My Year In A Single Photograph
December 2020
For the last month I’ve known I needed to visit the Rose Garden in NW Portland. I felt called there, and I ignored it. In the coming weeks I’d rationalized why I hadn’t heeded the call saying I was busy— which is true. Yet, I knew if I didn’t follow through with this prompting I would regret it.
Early on a Saturday morning, I packed my camera bag, left my husband to tend to our children and went. Arriving at the garden, I argued internally with the parking meter. How much time would I need to discover what I was called there to see? Why was I even called here in the first place, December is hardly the month to see roses! The parking meter took my money and said nothing.
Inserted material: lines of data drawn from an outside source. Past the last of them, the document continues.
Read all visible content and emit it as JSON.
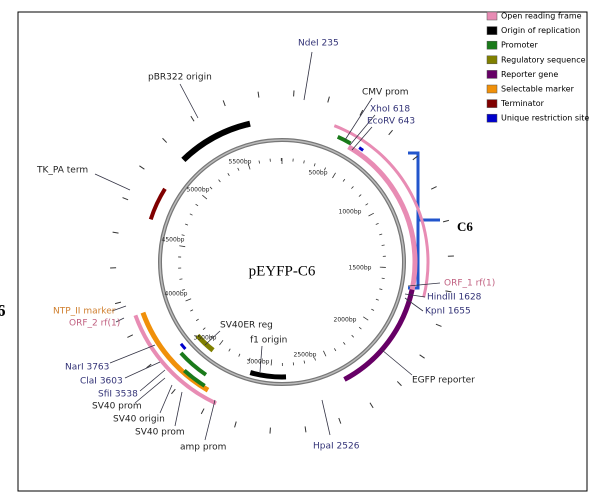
{
  "title": "pEYFP-C6",
  "bracket_label": "C6",
  "edge_label": "6",
  "legend": [
    {
      "label": "Open reading frame",
      "color": "#e88cb4"
    },
    {
      "label": "Origin of replication",
      "color": "#000000"
    },
    {
      "label": "Promoter",
      "color": "#1a7a1a"
    },
    {
      "label": "Regulatory sequence",
      "color": "#808000"
    },
    {
      "label": "Reporter gene",
      "color": "#660066"
    },
    {
      "label": "Selectable marker",
      "color": "#f0900a"
    },
    {
      "label": "Terminator",
      "color": "#800000"
    },
    {
      "label": "Unique restriction site",
      "color": "#0000cc"
    }
  ],
  "scale_labels": [
    "500bp",
    "1000bp",
    "1500bp",
    "2000bp",
    "2500bp",
    "3000bp",
    "3500bp",
    "4000bp",
    "4500bp",
    "5000bp",
    "5500bp"
  ],
  "labels": [
    "NdeI 235",
    "CMV prom",
    "XhoI 618",
    "EcoRV 643",
    "pBR322 origin",
    "TK_PA term",
    "ORF_1 rf(1)",
    "HindIII 1628",
    "KpnI 1655",
    "EGFP reporter",
    "HpaI 2526",
    "f1 origin",
    "SV40ER reg",
    "amp prom",
    "SV40 prom",
    "SfiI 3538",
    "ClaI 3603",
    "NarI 3763",
    "SV40 origin",
    "SV40 prom",
    "NTP_II marker",
    "ORF_2 rf(1)"
  ]
}
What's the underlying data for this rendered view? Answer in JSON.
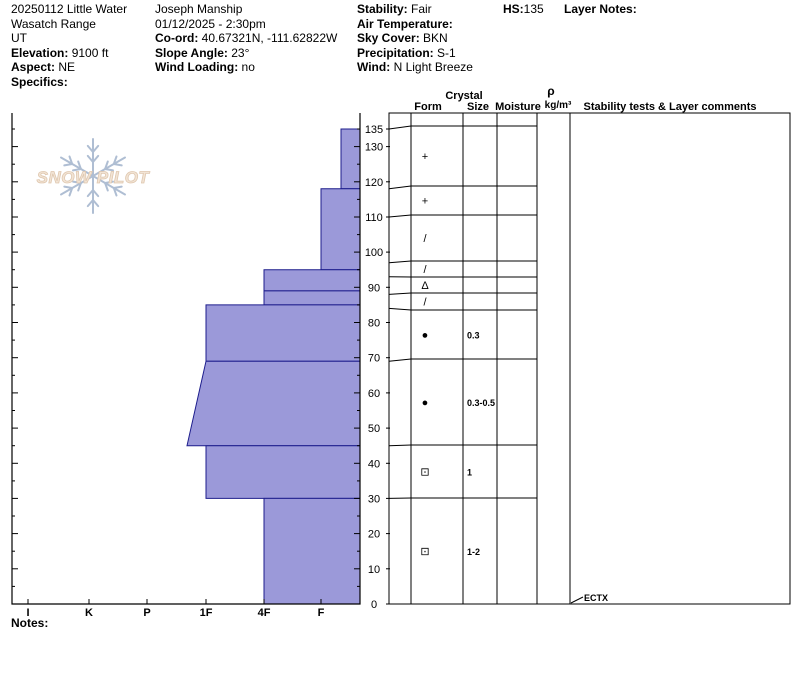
{
  "header": {
    "col1": {
      "title": "20250112 Little Water",
      "range": "Wasatch Range",
      "state": "UT",
      "elevation_label": "Elevation:",
      "elevation": "9100 ft",
      "aspect_label": "Aspect:",
      "aspect": "NE",
      "specifics_label": "Specifics:",
      "specifics": ""
    },
    "col2": {
      "observer": "Joseph Manship",
      "datetime": "01/12/2025 - 2:30pm",
      "coord_label": "Co-ord:",
      "coord": "40.67321N, -111.62822W",
      "slope_label": "Slope Angle:",
      "slope": "23°",
      "wind_loading_label": "Wind Loading:",
      "wind_loading": "no"
    },
    "col3": {
      "stability_label": "Stability:",
      "stability": "Fair",
      "air_temp_label": "Air Temperature:",
      "air_temp": "",
      "sky_label": "Sky Cover:",
      "sky": "BKN",
      "precip_label": "Precipitation:",
      "precip": "S-1",
      "wind_label": "Wind:",
      "wind": "N Light Breeze"
    },
    "hs_label": "HS:",
    "hs": "135",
    "layer_notes_label": "Layer Notes:"
  },
  "logo": {
    "text": "SNOW PILOT"
  },
  "columns": {
    "crystal": "Crystal",
    "form": "Form",
    "size": "Size",
    "moisture": "Moisture",
    "rho": "ρ",
    "density_unit": "kg/m³",
    "stability": "Stability tests & Layer comments"
  },
  "notes_label": "Notes:",
  "notes": "",
  "chart_data": {
    "type": "snow-profile",
    "hardness_scale": [
      "I",
      "K",
      "P",
      "1F",
      "4F",
      "F"
    ],
    "hardness_axis_order": "I at left, hardness decreasing to F at right",
    "height_axis": {
      "unit": "cm",
      "range": [
        0,
        135
      ],
      "ticks": [
        0,
        10,
        20,
        30,
        40,
        50,
        60,
        70,
        80,
        90,
        100,
        110,
        120,
        130,
        135
      ]
    },
    "hardness_layers": [
      {
        "top": 135,
        "bottom": 118,
        "hardness_top": "F+",
        "hardness_bottom": "F+"
      },
      {
        "top": 118,
        "bottom": 95,
        "hardness_top": "F",
        "hardness_bottom": "F"
      },
      {
        "top": 95,
        "bottom": 89,
        "hardness_top": "4F",
        "hardness_bottom": "4F"
      },
      {
        "top": 89,
        "bottom": 85,
        "hardness_top": "4F",
        "hardness_bottom": "4F"
      },
      {
        "top": 85,
        "bottom": 69,
        "hardness_top": "1F",
        "hardness_bottom": "1F"
      },
      {
        "top": 69,
        "bottom": 45,
        "hardness_top": "1F",
        "hardness_bottom": "1F-"
      },
      {
        "top": 45,
        "bottom": 30,
        "hardness_top": "1F",
        "hardness_bottom": "1F"
      },
      {
        "top": 30,
        "bottom": 0,
        "hardness_top": "4F",
        "hardness_bottom": "4F"
      }
    ],
    "crystal_layers": [
      {
        "top": 135,
        "bottom": 118,
        "form_icon": "precipitation-particles",
        "form": "+",
        "size": ""
      },
      {
        "top": 118,
        "bottom": 110,
        "form_icon": "precipitation-particles",
        "form": "+",
        "size": ""
      },
      {
        "top": 110,
        "bottom": 97,
        "form_icon": "decomposing-fragments",
        "form": "/",
        "size": ""
      },
      {
        "top": 97,
        "bottom": 93,
        "form_icon": "decomposing-fragments",
        "form": "/",
        "size": ""
      },
      {
        "top": 93,
        "bottom": 88,
        "form_icon": "faceted-crystals",
        "form": "Δ",
        "size": ""
      },
      {
        "top": 88,
        "bottom": 84,
        "form_icon": "decomposing-fragments",
        "form": "/",
        "size": ""
      },
      {
        "top": 84,
        "bottom": 69,
        "form_icon": "rounded-grains",
        "form": "●",
        "size": "0.3"
      },
      {
        "top": 69,
        "bottom": 45,
        "form_icon": "rounded-grains",
        "form": "●",
        "size": "0.3-0.5"
      },
      {
        "top": 45,
        "bottom": 30,
        "form_icon": "mixed-forms",
        "form": "⊡",
        "size": "1"
      },
      {
        "top": 30,
        "bottom": 0,
        "form_icon": "mixed-forms",
        "form": "⊡",
        "size": "1-2"
      }
    ],
    "stability_tests": [
      {
        "height": 0,
        "label": "ECTX"
      }
    ]
  }
}
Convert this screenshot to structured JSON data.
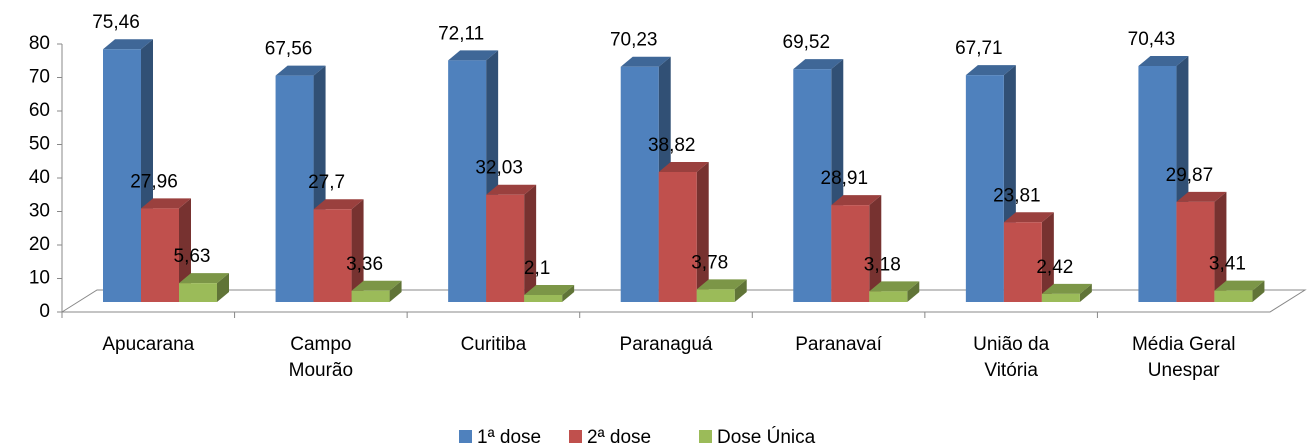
{
  "chart_data": {
    "type": "bar3d",
    "categories": [
      "Apucarana",
      "Campo\nMourão",
      "Curitiba",
      "Paranaguá",
      "Paranavaí",
      "União da\nVitória",
      "Média Geral\nUnespar"
    ],
    "series": [
      {
        "name": "1ª dose",
        "color": "#4f81bd",
        "values": [
          75.46,
          67.56,
          72.11,
          70.23,
          69.52,
          67.71,
          70.43
        ],
        "value_labels": [
          "75,46",
          "67,56",
          "72,11",
          "70,23",
          "69,52",
          "67,71",
          "70,43"
        ]
      },
      {
        "name": "2ª dose",
        "color": "#c0504d",
        "values": [
          27.96,
          27.7,
          32.03,
          38.82,
          28.91,
          23.81,
          29.87
        ],
        "value_labels": [
          "27,96",
          "27,7",
          "32,03",
          "38,82",
          "28,91",
          "23,81",
          "29,87"
        ]
      },
      {
        "name": "Dose Única",
        "color": "#9bbb59",
        "values": [
          5.63,
          3.36,
          2.1,
          3.78,
          3.18,
          2.42,
          3.41
        ],
        "value_labels": [
          "5,63",
          "3,36",
          "2,1",
          "3,78",
          "3,18",
          "2,42",
          "3,41"
        ]
      }
    ],
    "ylim": [
      0,
      80
    ],
    "yticks": [
      0,
      10,
      20,
      30,
      40,
      50,
      60,
      70,
      80
    ],
    "legend": "bottom"
  }
}
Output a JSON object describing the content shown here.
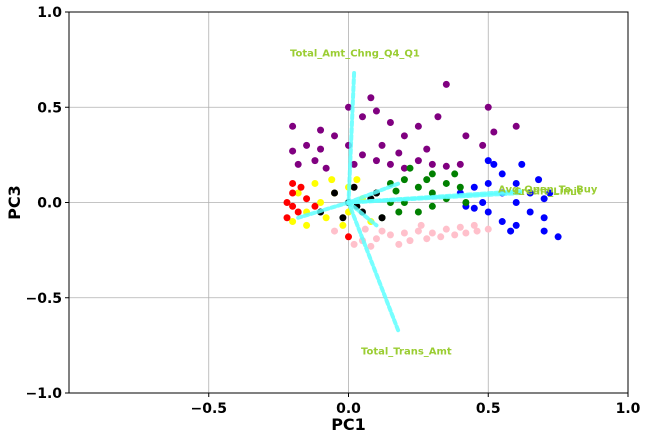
{
  "chart_data": {
    "type": "scatter",
    "title": "",
    "xlabel": "PC1",
    "ylabel": "PC3",
    "xlim": [
      -1.0,
      1.0
    ],
    "ylim": [
      -1.0,
      1.0
    ],
    "xticks": [
      -0.5,
      0.0,
      0.5,
      1.0
    ],
    "yticks": [
      -1.0,
      -0.5,
      0.0,
      0.5,
      1.0
    ],
    "xtick_labels": [
      "−0.5",
      "0.0",
      "0.5",
      "1.0"
    ],
    "ytick_labels": [
      "−1.0",
      "−0.5",
      "0.0",
      "0.5",
      "1.0"
    ],
    "grid": true,
    "legend": "none",
    "series": [
      {
        "color": "#ffc0cb",
        "points": [
          [
            0.0,
            -0.18
          ],
          [
            0.05,
            -0.2
          ],
          [
            0.1,
            -0.19
          ],
          [
            0.15,
            -0.17
          ],
          [
            0.2,
            -0.16
          ],
          [
            0.25,
            -0.15
          ],
          [
            0.3,
            -0.16
          ],
          [
            0.35,
            -0.14
          ],
          [
            0.4,
            -0.13
          ],
          [
            0.45,
            -0.12
          ],
          [
            0.5,
            -0.14
          ],
          [
            0.02,
            -0.22
          ],
          [
            0.08,
            -0.23
          ],
          [
            0.12,
            -0.15
          ],
          [
            0.18,
            -0.22
          ],
          [
            0.22,
            -0.2
          ],
          [
            0.28,
            -0.19
          ],
          [
            0.33,
            -0.18
          ],
          [
            0.38,
            -0.17
          ],
          [
            0.42,
            -0.16
          ],
          [
            -0.05,
            -0.15
          ],
          [
            0.06,
            -0.14
          ],
          [
            0.26,
            -0.12
          ],
          [
            0.46,
            -0.15
          ]
        ]
      },
      {
        "color": "#800080",
        "points": [
          [
            -0.2,
            0.27
          ],
          [
            -0.2,
            0.4
          ],
          [
            -0.15,
            0.3
          ],
          [
            -0.1,
            0.28
          ],
          [
            -0.05,
            0.35
          ],
          [
            0.0,
            0.3
          ],
          [
            0.05,
            0.25
          ],
          [
            0.1,
            0.22
          ],
          [
            0.15,
            0.2
          ],
          [
            0.2,
            0.18
          ],
          [
            0.25,
            0.22
          ],
          [
            0.3,
            0.2
          ],
          [
            0.35,
            0.19
          ],
          [
            0.4,
            0.2
          ],
          [
            0.05,
            0.45
          ],
          [
            0.08,
            0.55
          ],
          [
            0.0,
            0.5
          ],
          [
            0.1,
            0.48
          ],
          [
            0.15,
            0.42
          ],
          [
            0.2,
            0.35
          ],
          [
            0.35,
            0.62
          ],
          [
            0.32,
            0.45
          ],
          [
            0.25,
            0.4
          ],
          [
            -0.1,
            0.38
          ],
          [
            -0.12,
            0.22
          ],
          [
            -0.18,
            0.2
          ],
          [
            -0.08,
            0.18
          ],
          [
            0.02,
            0.2
          ],
          [
            0.12,
            0.3
          ],
          [
            0.28,
            0.28
          ],
          [
            0.5,
            0.5
          ],
          [
            0.52,
            0.37
          ],
          [
            0.48,
            0.3
          ],
          [
            0.6,
            0.4
          ],
          [
            0.42,
            0.35
          ],
          [
            0.18,
            0.26
          ]
        ]
      },
      {
        "color": "#0000ff",
        "points": [
          [
            0.4,
            0.05
          ],
          [
            0.45,
            0.08
          ],
          [
            0.5,
            0.1
          ],
          [
            0.55,
            0.05
          ],
          [
            0.6,
            0.0
          ],
          [
            0.65,
            -0.05
          ],
          [
            0.7,
            -0.08
          ],
          [
            0.75,
            -0.18
          ],
          [
            0.7,
            -0.15
          ],
          [
            0.6,
            -0.12
          ],
          [
            0.55,
            -0.1
          ],
          [
            0.5,
            -0.05
          ],
          [
            0.45,
            -0.03
          ],
          [
            0.65,
            0.05
          ],
          [
            0.7,
            0.02
          ],
          [
            0.6,
            0.1
          ],
          [
            0.55,
            0.15
          ],
          [
            0.52,
            0.2
          ],
          [
            0.5,
            0.22
          ],
          [
            0.62,
            0.2
          ],
          [
            0.68,
            0.12
          ],
          [
            0.72,
            0.05
          ],
          [
            0.58,
            -0.15
          ],
          [
            0.48,
            0.0
          ],
          [
            0.42,
            -0.02
          ]
        ]
      },
      {
        "color": "#008000",
        "points": [
          [
            0.1,
            0.05
          ],
          [
            0.15,
            0.1
          ],
          [
            0.2,
            0.12
          ],
          [
            0.25,
            0.08
          ],
          [
            0.3,
            0.05
          ],
          [
            0.35,
            0.1
          ],
          [
            0.4,
            0.08
          ],
          [
            0.2,
            0.0
          ],
          [
            0.25,
            -0.05
          ],
          [
            0.3,
            -0.02
          ],
          [
            0.15,
            0.0
          ],
          [
            0.35,
            0.02
          ],
          [
            0.3,
            0.15
          ],
          [
            0.22,
            0.18
          ],
          [
            0.18,
            -0.05
          ],
          [
            0.28,
            0.12
          ],
          [
            0.38,
            0.15
          ],
          [
            0.12,
            -0.08
          ],
          [
            0.42,
            0.0
          ],
          [
            0.17,
            0.06
          ]
        ]
      },
      {
        "color": "#ffff00",
        "points": [
          [
            -0.2,
            -0.1
          ],
          [
            -0.15,
            -0.05
          ],
          [
            -0.1,
            0.0
          ],
          [
            -0.05,
            0.05
          ],
          [
            0.0,
            0.08
          ],
          [
            -0.12,
            0.1
          ],
          [
            -0.08,
            -0.08
          ],
          [
            0.0,
            -0.05
          ],
          [
            0.05,
            0.02
          ],
          [
            -0.18,
            0.05
          ],
          [
            -0.02,
            -0.12
          ],
          [
            0.08,
            -0.1
          ],
          [
            -0.15,
            -0.12
          ],
          [
            0.03,
            0.12
          ],
          [
            -0.06,
            0.12
          ]
        ]
      },
      {
        "color": "#ff0000",
        "points": [
          [
            -0.22,
            0.0
          ],
          [
            -0.2,
            0.05
          ],
          [
            -0.18,
            -0.05
          ],
          [
            -0.2,
            0.1
          ],
          [
            -0.15,
            0.02
          ],
          [
            -0.22,
            -0.08
          ],
          [
            -0.17,
            0.08
          ],
          [
            -0.12,
            -0.02
          ],
          [
            -0.2,
            -0.02
          ],
          [
            0.0,
            -0.18
          ]
        ]
      },
      {
        "color": "#000000",
        "points": [
          [
            -0.05,
            0.05
          ],
          [
            0.0,
            0.0
          ],
          [
            0.05,
            -0.05
          ],
          [
            0.1,
            0.05
          ],
          [
            -0.1,
            -0.05
          ],
          [
            0.12,
            -0.08
          ],
          [
            0.08,
            0.02
          ],
          [
            -0.02,
            -0.08
          ],
          [
            0.02,
            0.08
          ],
          [
            0.03,
            -0.02
          ]
        ]
      }
    ],
    "vectors": [
      {
        "label": "Total_Amt_Chng_Q4_Q1",
        "x": 0.02,
        "y": 0.68
      },
      {
        "label": "Total_Trans_Amt",
        "x": 0.18,
        "y": -0.68
      },
      {
        "label": "Avg_Open_To_Buy",
        "x": 0.62,
        "y": 0.06
      },
      {
        "label": "Credit_Limit",
        "x": 0.62,
        "y": 0.05
      },
      {
        "label": "",
        "x": 0.18,
        "y": 0.1
      },
      {
        "label": "",
        "x": -0.18,
        "y": -0.08
      },
      {
        "label": "",
        "x": 0.1,
        "y": -0.12
      }
    ],
    "vector_color": "#5fffff",
    "vector_label_color": "#9acd32"
  }
}
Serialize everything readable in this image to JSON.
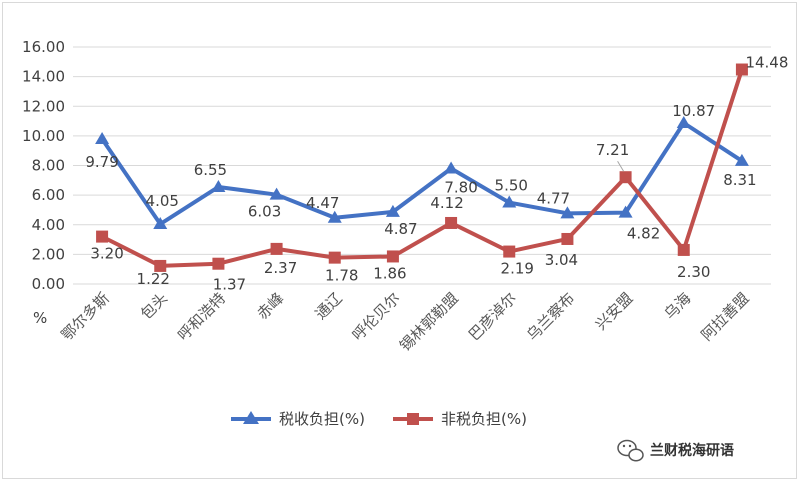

I wandered through the garden for nearly an hour. I was aimless, and yet delighted. With the rose bushes pruned low for the season it was easy to see the entire garden and spot the flecks of color where roses were, in fact, blooming.
The cold was biting and my fingers were numb as I operated my camera. I eased seamlessly into each lighting environment, my memory alert to the settings needed to embrace the light. F8 1/160 ISO 200 for the rose by the gardeners shed. F 5.6 1/160 ISO 800 for the deep red blooms by the stone wall. The photographs I made were unoriginal, but I made them anyway. I snaked between the rows, bouncing from each little bloom I spied, and that’s when I felt it.
A burning in my chest and water springing to my eyes. Beneath my muddy boots and wrapped in mulch and brittle fallen leaves was a rose bush. Fallen over, lowly and trampled down from the heavy rain, it was tragically forgotten. Despite the December cold, it was blooming.
In an instant I knew why I was called to the garden. A quote by Fyodor Dostoevsky came to my mind, “Beauty will save the world.” This bush was a symbol of my year and I needed to make a photograph of it.